A Visit to the Coup | Teen Ink

A Visit to the Coup

June 2, 2008
By Anonymous

The door creaked open on its rusty stiff hinges, and a wave of dust reached its arm deep into my lungs, making me cough and gag. Looking around the old chicken coup with watery puffy eyes, an unfamiliar, distraught room met my gaze. What used to be a not so clean, but empty room full of chickens had transformed into a cluttered old room filled with multiple items that passed their prime years ago. In the right corner an ancient, haggard boat cover slouched, crusted with spider webs hanging off every inch. Behind that lie a lawn mower, the one my family still uses today…but probably shouldn’t. Muddy shovels wearing their use in many house projects proudly on their handles were strewn all along the back wall, and a massive 1940’s TV frame with a crown of rainbow colored wires poking out in all directions relaxed smack dab in the middle.
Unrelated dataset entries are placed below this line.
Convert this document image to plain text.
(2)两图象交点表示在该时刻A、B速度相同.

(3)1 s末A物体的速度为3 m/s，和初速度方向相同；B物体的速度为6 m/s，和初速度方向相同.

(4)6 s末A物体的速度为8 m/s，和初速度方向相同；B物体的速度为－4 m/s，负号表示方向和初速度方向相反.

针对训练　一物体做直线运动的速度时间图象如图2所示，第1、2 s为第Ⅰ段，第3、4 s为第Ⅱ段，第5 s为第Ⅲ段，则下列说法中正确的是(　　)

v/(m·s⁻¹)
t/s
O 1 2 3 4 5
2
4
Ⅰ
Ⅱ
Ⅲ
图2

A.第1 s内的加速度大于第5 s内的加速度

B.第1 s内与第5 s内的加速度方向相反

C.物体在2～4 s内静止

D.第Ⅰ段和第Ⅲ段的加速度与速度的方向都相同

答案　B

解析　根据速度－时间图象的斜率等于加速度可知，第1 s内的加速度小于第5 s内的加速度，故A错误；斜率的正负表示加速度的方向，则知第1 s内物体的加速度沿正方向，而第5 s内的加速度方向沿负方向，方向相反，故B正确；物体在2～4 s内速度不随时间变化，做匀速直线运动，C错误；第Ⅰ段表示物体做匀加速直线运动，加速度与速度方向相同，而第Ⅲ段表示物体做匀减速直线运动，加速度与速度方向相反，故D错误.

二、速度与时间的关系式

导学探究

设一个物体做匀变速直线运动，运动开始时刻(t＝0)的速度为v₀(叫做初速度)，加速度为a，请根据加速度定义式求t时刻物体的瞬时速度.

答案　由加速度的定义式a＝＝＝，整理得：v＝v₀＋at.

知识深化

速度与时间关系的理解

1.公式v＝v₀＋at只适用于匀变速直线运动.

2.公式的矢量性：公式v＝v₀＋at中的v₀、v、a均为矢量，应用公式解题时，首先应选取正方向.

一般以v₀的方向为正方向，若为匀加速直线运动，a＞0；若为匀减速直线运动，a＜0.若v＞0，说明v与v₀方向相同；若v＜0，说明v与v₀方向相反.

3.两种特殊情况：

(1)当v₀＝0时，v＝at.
A layer of dust covered everything, but not attic dust, the dust that’s found in an old barn, thick, clingy, and gritty. Wasp nests hung at each corner, chicken feathers stuck out from the walls, giant spider webs that tickled my nose stretched across the rafters, and a dried mud floor crunched under my blue flowered rain boots. As I shifted my weight on the warped, rotted board where I sat, thick splinters come up through my thinly worn flannel pants. Closing my eyes, and taking in a deep breath of sweet, dirty air that smells like the air after a rain shower, memories flowed out from the cabinets of my brain.
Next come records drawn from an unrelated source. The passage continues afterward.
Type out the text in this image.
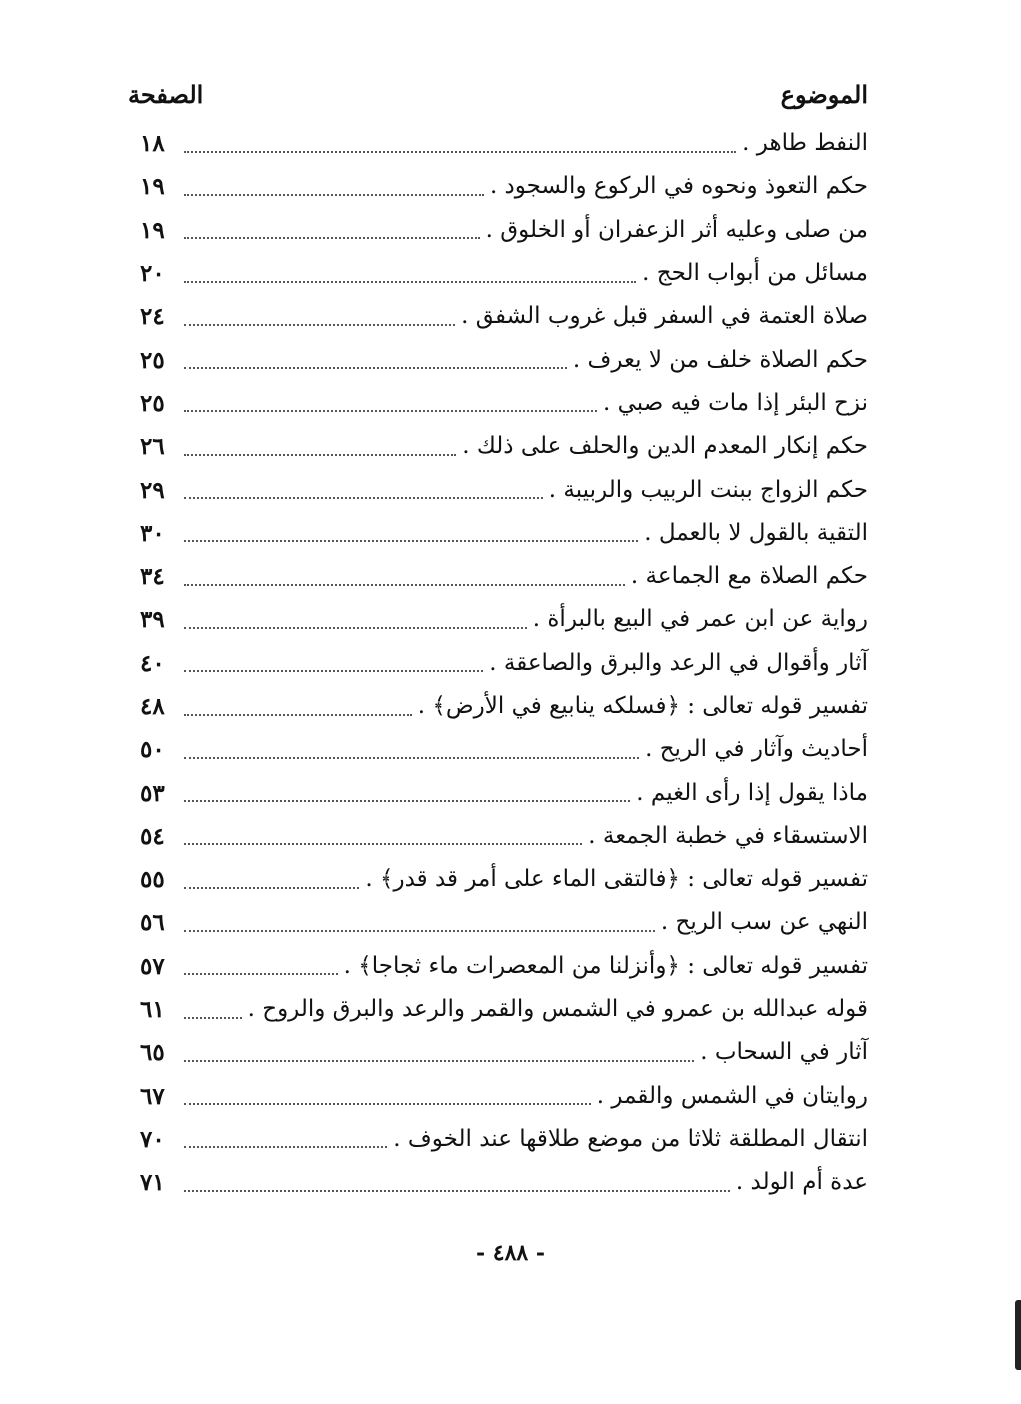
الموضوع
الصفحة
النفط طاهر .
١٨
حكم التعوذ ونحوه في الركوع والسجود .
١٩
من صلى وعليه أثر الزعفران أو الخلوق .
١٩
مسائل من أبواب الحج .
٢٠
صلاة العتمة في السفر قبل غروب الشفق .
٢٤
حكم الصلاة خلف من لا يعرف .
٢٥
نزح البئر إذا مات فيه صبي .
٢٥
حكم إنكار المعدم الدين والحلف على ذلك .
٢٦
حكم الزواج ببنت الربيب والربيبة .
٢٩
التقية بالقول لا بالعمل .
٣٠
حكم الصلاة مع الجماعة .
٣٤
رواية عن ابن عمر في البيع بالبرأة .
٣٩
آثار وأقوال في الرعد والبرق والصاعقة .
٤٠
تفسير قوله تعالى : ﴿فسلكه ينابيع في الأرض﴾ .
٤٨
أحاديث وآثار في الريح .
٥٠
ماذا يقول إذا رأى الغيم .
٥٣
الاستسقاء في خطبة الجمعة .
٥٤
تفسير قوله تعالى : ﴿فالتقى الماء على أمر قد قدر﴾ .
٥٥
النهي عن سب الريح .
٥٦
تفسير قوله تعالى : ﴿وأنزلنا من المعصرات ماء ثجاجا﴾ .
٥٧
قوله عبدالله بن عمرو في الشمس والقمر والرعد والبرق والروح .
٦١
آثار في السحاب .
٦٥
روايتان في الشمس والقمر .
٦٧
انتقال المطلقة ثلاثا من موضع طلاقها عند الخوف .
٧٠
عدة أم الولد .
٧١
- ٤٨٨ -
The funny thing about old possessions that most would place in the “junk” category is that each piece of rubbish has lead a great life. Just because it is no longer in its youth or prime does not make it worthless. A thrashed and battered surfboard may look like an accident waiting to happen in the eyes of a surfer; but in the eyes of an artist, that same board looks like the rolling ocean and the warming sand of the beach all wrapped up in one. This is what the chicken coup is to me. Someone who has never experienced what I have in this coup may not find its chipping metal roof; mud crusted wood walls and yard full of killer Jumanji weeds appealing. But these things that a stranger might find repulsive are my childhood, and what’s inside that coup holds more importance to me than anything new and flashy.

Each piece of junk inside the chicken coup contains a story or two, which add to who I’ve become. Up high in the right hand corner sits a crisp and rusty squirrel trap, reclining in its old age. Staring at each blood and dirt stain on the trap’s wall brings back to my mind an unwelcome memory…. For my dad’s birthday a few years back, I bought him a fake squirrel, an Elmer Fudd hat, and a few b-bs for his gun. Living in the country, my family has encountered our share of rodent problems over the past years. So to liven things up a bit, my dear old dad viciously traps poor squirrels in a cage, and then shoots them. Brutal and inhumane are the only two words that my mom, sister and I can think of to describe this form of rodent extermination. However, my dad, being the only man in the house (including our female dog and cat) at times, needs to have his fun. On one day in particular my sister and I had just pulled into the driveway. Upon turning off the engine, we see my dad frantically duck into his shop and seconds later shuffle out with a guilty look on his face. My sister and I instantaneously turn our heads to the trap my dad had set that morning, and gasp at what’s inside. A ratted filthy squirrel drenched in blood from the three b-bs my dad had just placed in its chest lay there convulsing. I felt nausea run through my body, opening the car door faster than I could think, the vomit came spewing out of me, spreading all over the asphalt.

It’s the stories like this that fill up my mind while sitting on my splintered seat in the numbing cold chicken coup; stories which at the time, made me want to crawl into a hole where I couldn’t be seen. But looking back, those stories make me laugh inside; each sends a warm feeling through my veins. The 1940’s TV frame, the bulky wooden puppy box covered in pink and yellow dog prints, and the no good insulation wrapped in metal, these are items which play small but essential rolls in the stories that embellish my life.

Now dusk, my feet have grown numb, arousing me from my pondering state. With each patient sigh of my gentle golden retriever I become aware of the passing minutes. My toes sitting in the tip of my boot solidify into icicles with every tick of the clock. My stomach, giving out a long empty grumble, triggered the glands in my mouth to water for the warm, creamy, savory bite of fettuccini that waited for me on the dinner table. Warmth and food calling, I eagerly yet hesitantly leave my coup… but my memories come with me, like an eager pup they gallop at my heels.